Anhand prägnanter Themen und jüngst beforschter Objekte wird die Verzahnung von kulturhistorischer und kunsttechnologischer Forschung am Germanischen Nationalmuseum vorgestellt. Welche Rolle die Restauratoren in der musealen Forschung spielen, darüber sprach Gudrun von Schoenebeck von der Online-Redaktion des VDR mit dem Restaurator Oliver Mack, der seit 2011 das Institut für Kunsttechnik und Konservierung am Germanischen Nationalmuseum in Nürnberg leitet.

 

Herr Mack, in dieser Ausstellung beschäftigt sich das Museum mit der eigenen Arbeit. Warum ist das wichtig?

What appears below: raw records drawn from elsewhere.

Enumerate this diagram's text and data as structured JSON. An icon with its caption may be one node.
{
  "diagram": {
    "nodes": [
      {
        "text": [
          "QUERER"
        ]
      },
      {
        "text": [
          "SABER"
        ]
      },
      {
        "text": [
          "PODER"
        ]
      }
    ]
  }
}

Oliver Mack: Das Ziel der Ausstellungen ist es die Forschung am Museum für eine breitere Öffentlichkeit transparenter zu machen. Geisteswissenschaftliche Forschung im Medium der Ausstellung zu popularisieren ist dabei längst noch keine Selbstverständlichkeit. Deshalb gilt es auch die entsprechenden Formate weiterzuentwickeln. Das Germanische Nationalmuseum als Forschungsmuseum der Leibniz-Gemeinschaft sieht sich hier in einer Vorreiterrolle. Darüber hinaus ist die Ausstellung die Abschiedsveranstaltung unseres Generaldirektors Prof. Dr. G. Ulrich Großmann, der sich  nach 25 Dienstjahren in den Ruhestand verabschiedet.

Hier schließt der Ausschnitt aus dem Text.